Visualization One - Complaints by Years

library(ggplot2)

ggplot(ccrb_data, aes(`Incident Year`)) + geom_bar() + ggtitle('Complaints by Years') + xlab('Years') + ylab('Number of Complaints')

We can see from the graph that the number of complaints might not be collected well before 2005. It peaked in 2007 and noticablly and steadily decreased since then.

Visualization Two - Complaints by Year and Colored with Boroughs

ggplot(ccrb_data, aes(`Incident Year`, fill = `Borough of Occurrence`)) + geom_bar() + ggtitle('Complaints by Year and Colored with Borough') + xlab('Years') + ylab('Number of Complaints')

The graph shows that over years out off five boroughs, Brooklyn remains the highest number of complaints while Staten Island is the least problematic.

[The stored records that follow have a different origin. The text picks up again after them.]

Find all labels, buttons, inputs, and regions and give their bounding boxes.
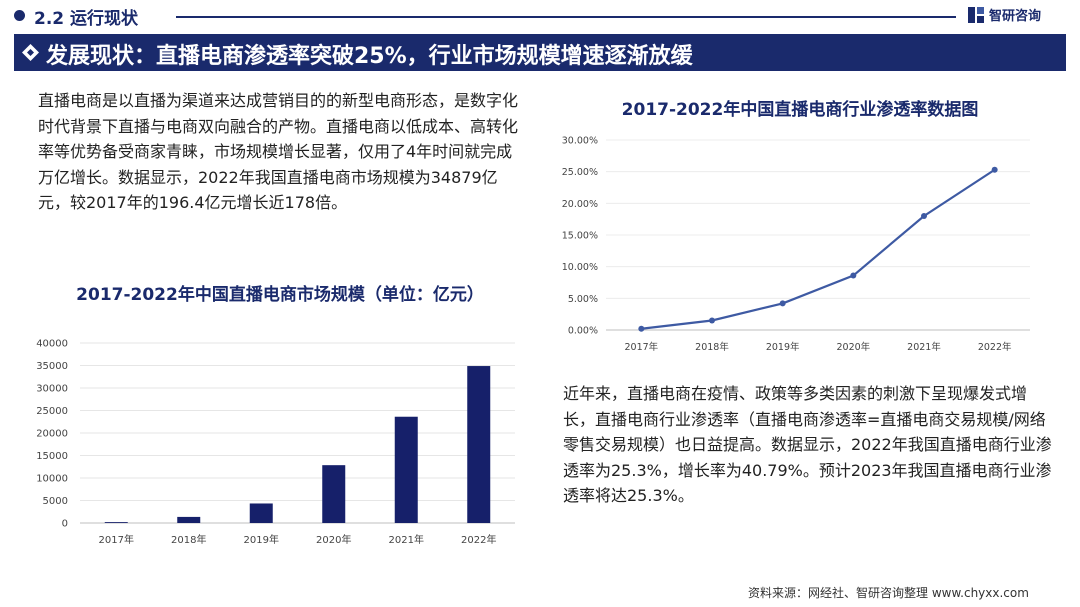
series-line	[641, 168, 996, 330]
line-chart-title: 2017-2022年中国直播电商行业渗透率数据图	[621, 100, 979, 120]
x-tick-label: 2021年	[907, 341, 941, 353]
x-tick-label: 2019年	[244, 533, 279, 546]
intro-paragraph: 直播电商是以直播为渠道来达成营销目的的新型电商形态，是数字化时代背景下直播与电商…	[38, 91, 519, 212]
y-tick-label: 10.00%	[562, 262, 598, 273]
data-point	[709, 317, 715, 324]
y-tick-label: 15000	[36, 451, 68, 462]
market-size-bar-chart: 0 5000 10000 15000 20000 25000 30000 35000 40000…	[36, 339, 515, 546]
y-tick-label: 30000	[36, 384, 68, 395]
x-tick-label: 2022年	[461, 533, 496, 546]
header-divider	[176, 16, 956, 18]
logo-mark-icon	[968, 6, 984, 23]
bar	[249, 503, 273, 523]
x-tick-label: 2019年	[766, 341, 800, 353]
y-tick-label: 20000	[36, 429, 68, 440]
bar	[177, 516, 201, 523]
logo: 智研咨询	[967, 5, 1041, 24]
bar	[104, 522, 128, 523]
bar-chart-title: 2017-2022年中国直播电商市场规模（单位：亿元）	[76, 285, 484, 305]
banner-title: 发展现状：直播电商渗透率突破25%，行业市场规模增速逐渐放缓	[46, 44, 693, 69]
y-tick-label: 40000	[36, 339, 68, 350]
data-point	[779, 300, 786, 307]
x-tick-label: 2020年	[316, 533, 351, 546]
y-tick-label: 0	[62, 519, 68, 530]
x-tick-label: 2022年	[978, 341, 1012, 353]
y-tick-label: 0.00%	[568, 326, 598, 337]
data-point	[921, 213, 927, 219]
data-point	[850, 272, 857, 279]
x-tick-label: 2017年	[99, 533, 134, 546]
data-point	[991, 166, 998, 173]
penetration-line-chart: 0.00% 5.00% 10.00% 15.00% 20.00% 25.00% 30.00%…	[562, 136, 1030, 353]
y-tick-label: 30.00%	[562, 136, 598, 147]
y-tick-label: 25.00%	[562, 167, 598, 178]
penetration-paragraph: 近年来，直播电商在疫情、政策等多类因素的刺激下呈现爆发式增长，直播电商行业渗透率…	[563, 384, 1052, 505]
y-tick-label: 25000	[36, 406, 68, 417]
x-tick-label: 2020年	[836, 341, 870, 353]
bar	[322, 465, 346, 523]
y-tick-label: 15.00%	[562, 231, 598, 242]
y-tick-label: 35000	[36, 361, 68, 372]
section-title: 2.2 运行现状	[34, 9, 139, 29]
data-point	[638, 325, 645, 332]
logo-text: 智研咨询	[989, 9, 1042, 24]
x-tick-label: 2018年	[171, 533, 206, 546]
y-tick-label: 5.00%	[568, 294, 598, 305]
x-tick-label: 2018年	[695, 341, 729, 353]
y-tick-label: 20.00%	[562, 199, 598, 210]
x-tick-label: 2017年	[624, 341, 658, 353]
y-tick-label: 5000	[43, 496, 68, 507]
x-tick-label: 2021年	[389, 533, 424, 546]
top-bar: 2.2 运行现状 智研咨询	[0, 0, 1080, 34]
title-banner: 发展现状：直播电商渗透率突破25%，行业市场规模增速逐渐放缓	[14, 34, 1066, 71]
diamond-icon	[22, 44, 39, 61]
bar	[394, 416, 418, 523]
y-tick-label: 10000	[36, 474, 68, 485]
section-bullet-icon	[14, 10, 25, 21]
bar	[467, 366, 491, 523]
data-source-note: 资料来源：网经社、智研咨询整理 www.chyxx.com	[748, 586, 1029, 600]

Visualization Three - Incidents Number by Boroughs

ggplot(ccrb_data, aes(x=ccrb_data$`Borough of Occurrence`)) + geom_bar() + labs(x="Borough of Occurence", y="Number of Incidents", title="Incidents Number by Boroughs")

This graph is incidents by boroughs which proved the previous point. From this graph we can clearly see the comparison between boroughs.

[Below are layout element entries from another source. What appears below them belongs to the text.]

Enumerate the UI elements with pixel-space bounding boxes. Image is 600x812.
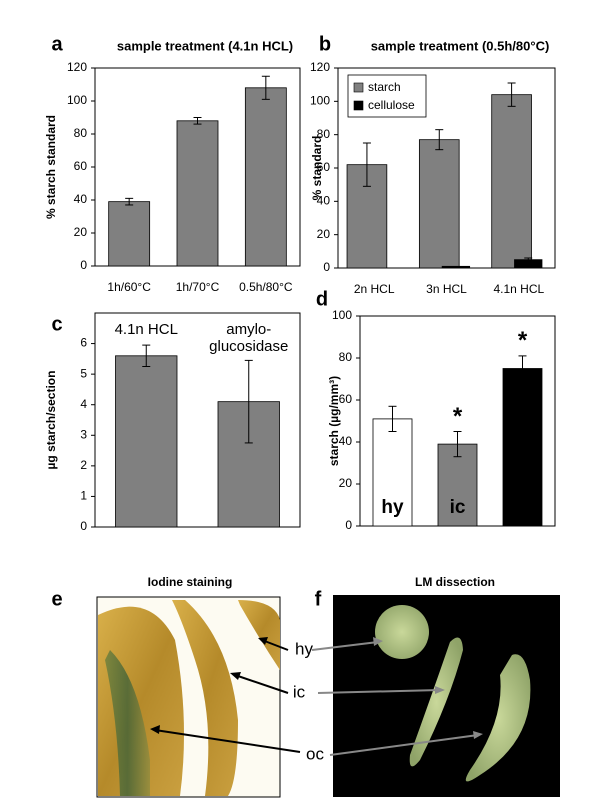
y-axis-label: starch (µg/mm³) — [327, 376, 341, 466]
bar — [108, 201, 151, 267]
panel-letter: e — [51, 588, 62, 610]
error-bar — [388, 405, 397, 432]
y-tick-label: 4 — [80, 397, 87, 411]
category-label: amylo-glucosidase — [209, 321, 289, 355]
error-bar — [453, 431, 462, 458]
legend-swatch — [353, 100, 364, 111]
panel-letter: f — [315, 588, 322, 610]
x-tick-label: 3n HCL — [426, 282, 467, 296]
y-tick-label: 20 — [74, 225, 88, 239]
y-axis-label: µg starch/section — [44, 371, 58, 470]
lm-image — [333, 595, 560, 797]
category-label-box: 4.1n HCL — [114, 321, 178, 338]
image-label: ic — [293, 682, 306, 701]
category-label: oc — [511, 497, 534, 518]
iodine-image — [96, 596, 281, 798]
bar — [437, 443, 478, 527]
category-label-box: amylo-glucosidase — [209, 321, 289, 355]
category-label: hy — [381, 497, 404, 518]
y-tick-label: 40 — [74, 192, 88, 206]
bar — [441, 265, 471, 269]
legend-label: starch — [368, 80, 401, 94]
y-tick-label: 60 — [74, 159, 88, 173]
bar — [491, 94, 532, 269]
legend-label: cellulose — [368, 98, 415, 112]
y-tick-label: 120 — [67, 60, 87, 74]
y-axis-label: % standard — [310, 136, 324, 201]
error-bar — [142, 344, 151, 367]
y-tick-label: 20 — [339, 476, 353, 490]
image-title: Iodine staining — [148, 575, 233, 589]
y-tick-label: 0 — [80, 519, 87, 533]
panel-letter: a — [51, 33, 63, 55]
image-label: hy — [295, 639, 313, 658]
x-tick-label: 1h/60°C — [107, 280, 151, 294]
y-tick-label: 80 — [74, 126, 88, 140]
y-tick-label: 60 — [317, 160, 331, 174]
error-bar — [518, 355, 527, 382]
y-tick-label: 120 — [310, 60, 330, 74]
error-bar — [125, 197, 134, 206]
y-tick-label: 1 — [80, 489, 87, 503]
y-tick-label: 40 — [339, 434, 353, 448]
error-bar — [435, 129, 444, 151]
bar — [115, 355, 178, 528]
plot-frame — [94, 312, 301, 528]
y-tick-label: 0 — [345, 518, 352, 532]
legend-swatch — [353, 82, 364, 93]
y-tick-label: 3 — [80, 427, 87, 441]
y-tick-label: 5 — [80, 366, 87, 380]
error-bar — [362, 142, 371, 187]
image-title: LM dissection — [415, 575, 495, 589]
error-bar — [244, 359, 253, 444]
y-tick-label: 6 — [80, 336, 87, 350]
y-tick-label: 20 — [317, 227, 331, 241]
significance-marker: * — [453, 403, 463, 430]
panel-letter: d — [316, 288, 328, 310]
chart-title: sample treatment (0.5h/80°C) — [371, 38, 550, 53]
x-tick-label: 0.5h/80°C — [239, 280, 293, 294]
y-tick-label: 60 — [339, 392, 353, 406]
bar — [176, 120, 219, 267]
y-tick-label: 0 — [80, 258, 87, 272]
error-bar — [261, 75, 270, 100]
x-tick-label: 1h/70°C — [176, 280, 220, 294]
image-label: oc — [306, 744, 324, 763]
bar — [418, 139, 460, 269]
category-label: 4.1n HCL — [114, 321, 178, 338]
panel-letter: c — [51, 313, 62, 335]
y-tick-label: 40 — [317, 194, 331, 208]
arrows — [150, 637, 483, 756]
chart-title: sample treatment (4.1n HCL) — [117, 38, 293, 53]
y-tick-label: 100 — [310, 94, 330, 108]
category-label: ic — [450, 497, 466, 518]
significance-marker: * — [518, 327, 528, 354]
x-tick-label: 4.1n HCL — [493, 282, 544, 296]
x-tick-label: 2n HCL — [354, 282, 395, 296]
y-tick-label: 80 — [317, 127, 331, 141]
y-tick-label: 80 — [339, 350, 353, 364]
error-bar — [193, 117, 202, 125]
error-bar — [524, 257, 533, 262]
y-tick-label: 100 — [332, 308, 352, 322]
y-tick-label: 2 — [80, 458, 87, 472]
error-bar — [507, 82, 516, 107]
y-tick-label: 100 — [67, 93, 87, 107]
panel-letter: b — [319, 33, 331, 55]
bar — [244, 87, 287, 267]
y-tick-label: 0 — [323, 260, 330, 274]
y-axis-label: % starch standard — [44, 115, 58, 219]
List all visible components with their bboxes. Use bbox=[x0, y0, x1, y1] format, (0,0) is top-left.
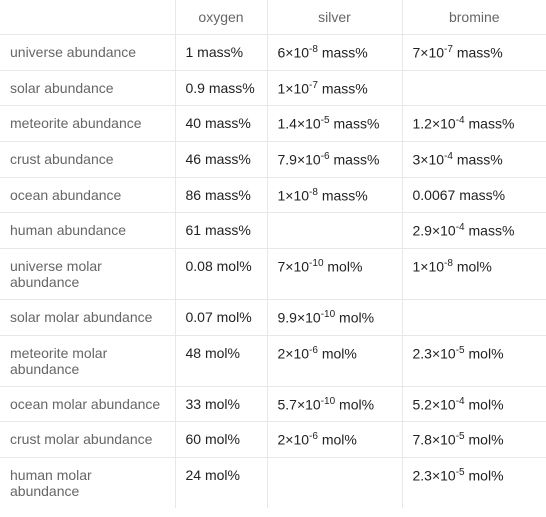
cell-silver: 1.4×10-5 mass% bbox=[267, 106, 402, 142]
cell-oxygen: 24 mol% bbox=[175, 457, 267, 508]
table-row: crust molar abundance60 mol%2×10-6 mol%7… bbox=[0, 422, 546, 458]
header-empty bbox=[0, 0, 175, 35]
cell-bromine: 1×10-8 mol% bbox=[402, 248, 546, 299]
table-body: universe abundance1 mass%6×10-8 mass%7×1… bbox=[0, 35, 546, 508]
cell-oxygen: 33 mol% bbox=[175, 386, 267, 422]
table-row: solar molar abundance0.07 mol%9.9×10-10 … bbox=[0, 299, 546, 335]
cell-silver: 6×10-8 mass% bbox=[267, 35, 402, 71]
cell-bromine: 7×10-7 mass% bbox=[402, 35, 546, 71]
row-label: universe abundance bbox=[0, 35, 175, 71]
cell-silver: 2×10-6 mol% bbox=[267, 335, 402, 386]
table-row: meteorite abundance40 mass%1.4×10-5 mass… bbox=[0, 106, 546, 142]
cell-bromine: 2.3×10-5 mol% bbox=[402, 335, 546, 386]
cell-oxygen: 0.08 mol% bbox=[175, 248, 267, 299]
cell-silver: 1×10-7 mass% bbox=[267, 70, 402, 106]
cell-bromine: 3×10-4 mass% bbox=[402, 141, 546, 177]
table-row: ocean molar abundance33 mol%5.7×10-10 mo… bbox=[0, 386, 546, 422]
header-row: oxygen silver bromine bbox=[0, 0, 546, 35]
table-row: solar abundance0.9 mass%1×10-7 mass% bbox=[0, 70, 546, 106]
cell-silver: 9.9×10-10 mol% bbox=[267, 299, 402, 335]
row-label: crust abundance bbox=[0, 141, 175, 177]
cell-oxygen: 61 mass% bbox=[175, 213, 267, 249]
cell-bromine: 5.2×10-4 mol% bbox=[402, 386, 546, 422]
cell-silver: 7×10-10 mol% bbox=[267, 248, 402, 299]
table-row: universe abundance1 mass%6×10-8 mass%7×1… bbox=[0, 35, 546, 71]
cell-bromine: 1.2×10-4 mass% bbox=[402, 106, 546, 142]
cell-silver bbox=[267, 213, 402, 249]
row-label: solar molar abundance bbox=[0, 299, 175, 335]
row-label: human abundance bbox=[0, 213, 175, 249]
header-silver: silver bbox=[267, 0, 402, 35]
table-row: human molar abundance24 mol% 2.3×10-5 mol… bbox=[0, 457, 546, 508]
cell-bromine: 2.9×10-4 mass% bbox=[402, 213, 546, 249]
row-label: solar abundance bbox=[0, 70, 175, 106]
cell-bromine: 2.3×10-5 mol% bbox=[402, 457, 546, 508]
cell-bromine bbox=[402, 299, 546, 335]
cell-oxygen: 40 mass% bbox=[175, 106, 267, 142]
table-row: crust abundance46 mass%7.9×10-6 mass%3×1… bbox=[0, 141, 546, 177]
cell-oxygen: 48 mol% bbox=[175, 335, 267, 386]
cell-bromine: 0.0067 mass% bbox=[402, 177, 546, 213]
row-label: ocean abundance bbox=[0, 177, 175, 213]
row-label: human molar abundance bbox=[0, 457, 175, 508]
cell-oxygen: 0.9 mass% bbox=[175, 70, 267, 106]
cell-silver: 7.9×10-6 mass% bbox=[267, 141, 402, 177]
cell-silver: 5.7×10-10 mol% bbox=[267, 386, 402, 422]
cell-oxygen: 60 mol% bbox=[175, 422, 267, 458]
row-label: universe molar abundance bbox=[0, 248, 175, 299]
row-label: ocean molar abundance bbox=[0, 386, 175, 422]
row-label: crust molar abundance bbox=[0, 422, 175, 458]
table-row: ocean abundance86 mass%1×10-8 mass%0.006… bbox=[0, 177, 546, 213]
cell-oxygen: 46 mass% bbox=[175, 141, 267, 177]
header-oxygen: oxygen bbox=[175, 0, 267, 35]
row-label: meteorite abundance bbox=[0, 106, 175, 142]
cell-oxygen: 0.07 mol% bbox=[175, 299, 267, 335]
cell-oxygen: 86 mass% bbox=[175, 177, 267, 213]
cell-silver: 2×10-6 mol% bbox=[267, 422, 402, 458]
table-row: universe molar abundance0.08 mol%7×10-10… bbox=[0, 248, 546, 299]
cell-oxygen: 1 mass% bbox=[175, 35, 267, 71]
cell-silver: 1×10-8 mass% bbox=[267, 177, 402, 213]
table-row: human abundance61 mass% 2.9×10-4 mass% bbox=[0, 213, 546, 249]
table-row: meteorite molar abundance48 mol%2×10-6 m… bbox=[0, 335, 546, 386]
row-label: meteorite molar abundance bbox=[0, 335, 175, 386]
abundance-table: oxygen silver bromine universe abundance… bbox=[0, 0, 546, 508]
cell-bromine bbox=[402, 70, 546, 106]
cell-bromine: 7.8×10-5 mol% bbox=[402, 422, 546, 458]
cell-silver bbox=[267, 457, 402, 508]
header-bromine: bromine bbox=[402, 0, 546, 35]
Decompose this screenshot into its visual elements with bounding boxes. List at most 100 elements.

Visualization Four - How Complaints Were Filed

ggplot(ccrb_data, aes(`Incident Year`, fill = `Complaint Filed Mode`)) + geom_bar() + ggtitle('Complaints Methods') + xlab('Years') + ylab('Count')

The graph shows us that the most popular way to file a complaint is by phone and it surpassed other methods by significant amounts.

Visualization Five - Where did the Incidents Happen

ggplot(ccrb_data, aes(x=ccrb_data$`Borough of Occurrence`,fill=ccrb_data$`Incident Location`)) + geom_bar(position = "fill") + scale_fill_discrete(name="Incident Location") + labs(x="Borough of Occurence", y="Proportion of Incident (%)", title=" Incident Locations in Each Borough by Percentage")

The graph tells that most of the incidents happened on the streets.

Visualization Six - Different Encounter Outcomes in each Borough

ggplot(data = ccrb_data, aes(x=ccrb_data$`Borough of Occurrence`,fill=ccrb_data$`Encounter Outcome`)) + geom_bar(position = "fill") + scale_fill_discrete(name="Encounter Outcome") + labs(x="Borough of Occurence", y="Proportion of Incident (%)", title="Percentage of Encounter Outcome in Each Borough")

The graph indicates that almost of the cases results in No arrest or Summons.

Visualization Seven - Misconducts of Police

ccrb_misconducts <- table(ccrb_data$`Allegation FADO Type`)

pie(ccrb_misconducts)

Most reported misconduct of the police is abuse of authority.

Visualization Eight - Video Evidence Helps?

ggplot(ccrb_data, aes(x=ccrb_data$`Complaint Has Video Evidence`,fill=ccrb_data$`Encounter Outcome`)) + geom_bar(position = "fill") + scale_fill_discrete(name="Encounter Outcome") + labs(x="Has Video Evidence", y="Proportion of Incident (%)", title="Percentage of Encounter Outcome with/without Video Evidence")

With video evidence it’s slightly easier for police to arrest.

Visualization Ten - Does Video Evidence Help Investigation?

ggplot(ccrb_data, aes(x = `Is Full Investigation`, fill = `Complaint Has Video Evidence`)) + geom_histogram(stat="count") + theme_minimal() + labs(title = "Fully Investigated Complaints with/without Video Evidence")
## Warning: Ignoring unknown parameters: binwidth, bins, pad

Among all complaints, more cases with video evidence have been fully investigated.